Field Notes: October 2024
Ají amarillo, the Magdalena River and new restaurants in Bolivia, Brazil & Chile.
A regular round-up of culinary news from around the Americas, and beyond. If you have any tips about restaurant or hotel openings, new culinary books, food media worth reading, plus events and happenings of every sort, drop me a line thenewworlder@gmail.com.
As part of a series of different food voyages in The New York Times Style Magazine, Ligaya Mishan, went to Peru to learn more about the common chile ají amarillo. She was kind enough to quote me in the very visual, poetic story, Hunting for One of the World's Most Exquisite Peppers. In the story, she goes around tasting ají amarillo in different forms at restaurants in Lima, such as Isolina, La Picantería and Maido, and also visits a farm where the chile is being grown and the production facility where Mitsuharu Tsumura’s is making specialty sauces from them (which are going to be available in the U.S. in the near future).
When she first reached out to me I was taken aback at how little I’ve actually thought about ají amarillo. I spend what’s probably considered by most an unusual amount of time chile hunting around Latin America, not to mention experimenting with chiles at home, but ají amarillo is so common, so readily available and such a part of my everyday use that I think of it like eggs or butter.
It’s a chile that is used all throughout criollo cooking in Peru. You use it in sauces especially, but also in soups or in salads. My absolute favorite thing to do with ají amarillo is to make salsa a la huancaina. You sauté some chopped onions with the chiles (or the paste), mix in a little bit of queso fresco and white bread soaked in milk to thicken it, then blend it. I mostly wing it when making it and play around with balancing the spice and thickness, though there’s a good recipe in The Latin American Cookbook if you need one.
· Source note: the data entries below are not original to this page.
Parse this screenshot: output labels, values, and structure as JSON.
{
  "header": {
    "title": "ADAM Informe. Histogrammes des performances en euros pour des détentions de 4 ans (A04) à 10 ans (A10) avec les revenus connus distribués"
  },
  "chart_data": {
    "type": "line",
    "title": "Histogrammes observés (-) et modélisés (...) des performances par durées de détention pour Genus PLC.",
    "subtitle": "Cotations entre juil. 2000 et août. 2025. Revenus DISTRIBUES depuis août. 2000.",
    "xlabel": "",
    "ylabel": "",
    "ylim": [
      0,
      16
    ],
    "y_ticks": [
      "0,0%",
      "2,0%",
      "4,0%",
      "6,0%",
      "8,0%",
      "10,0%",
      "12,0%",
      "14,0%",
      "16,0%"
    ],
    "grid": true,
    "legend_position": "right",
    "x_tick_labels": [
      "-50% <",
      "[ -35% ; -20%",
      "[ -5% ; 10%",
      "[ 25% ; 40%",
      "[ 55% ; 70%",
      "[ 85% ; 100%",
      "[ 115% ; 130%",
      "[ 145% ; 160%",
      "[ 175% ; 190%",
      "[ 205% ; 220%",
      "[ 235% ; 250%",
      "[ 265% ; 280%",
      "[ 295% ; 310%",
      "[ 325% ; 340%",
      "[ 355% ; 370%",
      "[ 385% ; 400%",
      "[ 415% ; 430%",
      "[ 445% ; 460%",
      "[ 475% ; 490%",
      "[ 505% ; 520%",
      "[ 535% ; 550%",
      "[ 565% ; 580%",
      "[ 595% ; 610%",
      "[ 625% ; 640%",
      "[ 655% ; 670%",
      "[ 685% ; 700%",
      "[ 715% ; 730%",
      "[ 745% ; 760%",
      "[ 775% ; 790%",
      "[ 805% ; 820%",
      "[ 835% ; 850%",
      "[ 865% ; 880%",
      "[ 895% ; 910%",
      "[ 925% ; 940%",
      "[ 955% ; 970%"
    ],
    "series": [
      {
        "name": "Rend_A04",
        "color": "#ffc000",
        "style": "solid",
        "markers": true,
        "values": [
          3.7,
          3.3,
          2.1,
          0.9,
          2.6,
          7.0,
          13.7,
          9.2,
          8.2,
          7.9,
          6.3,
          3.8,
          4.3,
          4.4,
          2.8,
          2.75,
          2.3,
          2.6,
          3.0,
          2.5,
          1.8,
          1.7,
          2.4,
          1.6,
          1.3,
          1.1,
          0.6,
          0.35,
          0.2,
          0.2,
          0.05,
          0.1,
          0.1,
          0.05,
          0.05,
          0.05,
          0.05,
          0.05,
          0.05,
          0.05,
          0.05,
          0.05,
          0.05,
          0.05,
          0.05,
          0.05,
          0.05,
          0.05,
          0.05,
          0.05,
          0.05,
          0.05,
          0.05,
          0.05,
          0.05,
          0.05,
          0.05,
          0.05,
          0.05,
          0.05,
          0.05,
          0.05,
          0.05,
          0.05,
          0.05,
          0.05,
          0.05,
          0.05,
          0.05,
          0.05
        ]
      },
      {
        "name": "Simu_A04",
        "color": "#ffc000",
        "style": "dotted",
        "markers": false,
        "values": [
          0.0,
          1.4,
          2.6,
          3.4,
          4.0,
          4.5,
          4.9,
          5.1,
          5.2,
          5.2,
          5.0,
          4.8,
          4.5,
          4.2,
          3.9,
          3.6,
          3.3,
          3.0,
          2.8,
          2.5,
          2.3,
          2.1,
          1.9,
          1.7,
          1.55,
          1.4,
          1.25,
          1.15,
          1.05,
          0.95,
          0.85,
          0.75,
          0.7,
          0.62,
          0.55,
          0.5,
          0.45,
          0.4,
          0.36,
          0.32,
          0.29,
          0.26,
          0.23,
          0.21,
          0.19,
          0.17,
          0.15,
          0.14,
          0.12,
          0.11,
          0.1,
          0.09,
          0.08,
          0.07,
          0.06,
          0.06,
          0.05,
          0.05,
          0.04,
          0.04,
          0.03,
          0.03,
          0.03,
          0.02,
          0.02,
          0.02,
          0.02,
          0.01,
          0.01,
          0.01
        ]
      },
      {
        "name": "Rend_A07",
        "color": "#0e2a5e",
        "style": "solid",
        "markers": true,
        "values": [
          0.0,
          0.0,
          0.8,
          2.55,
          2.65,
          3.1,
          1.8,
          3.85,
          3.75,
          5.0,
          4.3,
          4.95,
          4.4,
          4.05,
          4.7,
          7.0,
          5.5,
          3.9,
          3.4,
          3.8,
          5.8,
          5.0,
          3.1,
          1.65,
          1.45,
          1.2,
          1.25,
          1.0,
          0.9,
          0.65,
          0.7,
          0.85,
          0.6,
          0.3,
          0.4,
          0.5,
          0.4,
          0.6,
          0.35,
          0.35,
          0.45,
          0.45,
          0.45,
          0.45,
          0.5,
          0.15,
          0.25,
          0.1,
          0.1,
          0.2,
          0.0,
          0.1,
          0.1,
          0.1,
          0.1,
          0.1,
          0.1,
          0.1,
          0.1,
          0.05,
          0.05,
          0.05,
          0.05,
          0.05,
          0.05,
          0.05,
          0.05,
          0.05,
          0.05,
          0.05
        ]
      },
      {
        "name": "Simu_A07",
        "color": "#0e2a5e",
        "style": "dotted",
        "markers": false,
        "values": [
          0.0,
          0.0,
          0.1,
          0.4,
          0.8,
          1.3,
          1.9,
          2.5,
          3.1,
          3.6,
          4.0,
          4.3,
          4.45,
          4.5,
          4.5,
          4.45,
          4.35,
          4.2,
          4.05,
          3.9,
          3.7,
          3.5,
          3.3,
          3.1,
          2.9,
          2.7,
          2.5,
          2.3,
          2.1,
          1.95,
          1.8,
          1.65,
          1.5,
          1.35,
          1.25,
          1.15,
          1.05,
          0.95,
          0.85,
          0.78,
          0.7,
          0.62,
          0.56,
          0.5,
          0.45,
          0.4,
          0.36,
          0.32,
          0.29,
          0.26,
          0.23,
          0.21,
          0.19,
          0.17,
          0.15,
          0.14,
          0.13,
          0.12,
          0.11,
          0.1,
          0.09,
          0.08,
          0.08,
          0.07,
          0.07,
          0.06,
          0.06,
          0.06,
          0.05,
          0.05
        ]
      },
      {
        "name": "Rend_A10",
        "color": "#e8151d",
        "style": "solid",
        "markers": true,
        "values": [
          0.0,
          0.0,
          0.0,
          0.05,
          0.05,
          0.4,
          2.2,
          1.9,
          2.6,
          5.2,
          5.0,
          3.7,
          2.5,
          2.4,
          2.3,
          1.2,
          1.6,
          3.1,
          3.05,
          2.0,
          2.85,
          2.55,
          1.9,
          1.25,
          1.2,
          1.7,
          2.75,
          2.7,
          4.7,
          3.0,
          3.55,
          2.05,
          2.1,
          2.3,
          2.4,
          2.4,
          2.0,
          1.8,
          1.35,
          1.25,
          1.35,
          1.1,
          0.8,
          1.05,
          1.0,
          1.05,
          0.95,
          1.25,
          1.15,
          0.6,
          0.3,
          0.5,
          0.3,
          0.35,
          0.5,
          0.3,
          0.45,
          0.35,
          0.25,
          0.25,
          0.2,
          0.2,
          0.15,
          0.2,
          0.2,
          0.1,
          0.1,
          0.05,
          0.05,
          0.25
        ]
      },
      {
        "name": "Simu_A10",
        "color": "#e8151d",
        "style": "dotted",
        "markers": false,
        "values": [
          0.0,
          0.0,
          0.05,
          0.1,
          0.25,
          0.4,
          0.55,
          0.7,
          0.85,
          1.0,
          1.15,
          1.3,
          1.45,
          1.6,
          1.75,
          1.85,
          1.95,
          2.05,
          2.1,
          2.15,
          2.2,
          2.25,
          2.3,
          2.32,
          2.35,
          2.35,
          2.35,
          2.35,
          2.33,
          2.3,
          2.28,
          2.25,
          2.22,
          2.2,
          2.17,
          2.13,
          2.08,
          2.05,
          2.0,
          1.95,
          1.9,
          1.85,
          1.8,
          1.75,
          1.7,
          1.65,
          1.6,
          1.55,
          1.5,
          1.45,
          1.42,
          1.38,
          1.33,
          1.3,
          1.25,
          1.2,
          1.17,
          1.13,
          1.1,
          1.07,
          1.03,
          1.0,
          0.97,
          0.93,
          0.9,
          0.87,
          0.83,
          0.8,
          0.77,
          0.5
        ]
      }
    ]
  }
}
It’s a sauce that you typically would pour over boiled potatoes, as they do in Huancayo in Peru’s central Andes, but I eat it with pasta or at parties I leave a bowl of it out and people dip small roasted potatoes or sometimes potato chips in it.
Aji amarillo is a chile that, I think, will eventually be sold at every supermarket in the United States. It’s so much more versatile than a jalapeño, and it has such a bright, clean, citrusy flavor. Peruvian chiles, while they can be hot, are really less about the heat than the flavor. That’s what ají amarillo brings to a dish. There is heat, but it’s secondary to a flavor that enlivens everything it comes into contact with. More than anything, the heat is just a reminder that the chile is there.
The Crop Cycle: Stories with Deep Roots by Shane Mitchell – The Bitter Southerner
Coming of Age at Wildair by Sara Keene – New Wine Review
The Nobu You Don’t Know by Adam Robb – Grub Street
The Race to Save Mezcal From the World by Jay Cheshes – Smithsonian
Fricandó by Elisabet Juan Roca –
Colombia and West Africa Unite on the Plate in This Fascinating Food Town by Kayla Stewart – Saveur
It’s Time to Build More Native Restaurants by Sean Sherman & Mecca Bos – Eater
Keep yelling about climate change by Emily Atkin –
After a trip to Vestmannaeyjar, Iceland’s Westman Islands, last year, where sheep sorrel (Rumex acetosella) or red sorrel is well loved leafy green with a citrusy flavor, I noticed a small patch of it in my yard. In the late summer the patch appeared again, this year it is five times the size and critters, other than slugs, seem to have no interest in it. Nearly every weekday for lunch, I step outside and grab a handful of it to make salads with, add in to stir fries or use to top tacos and quesadillas.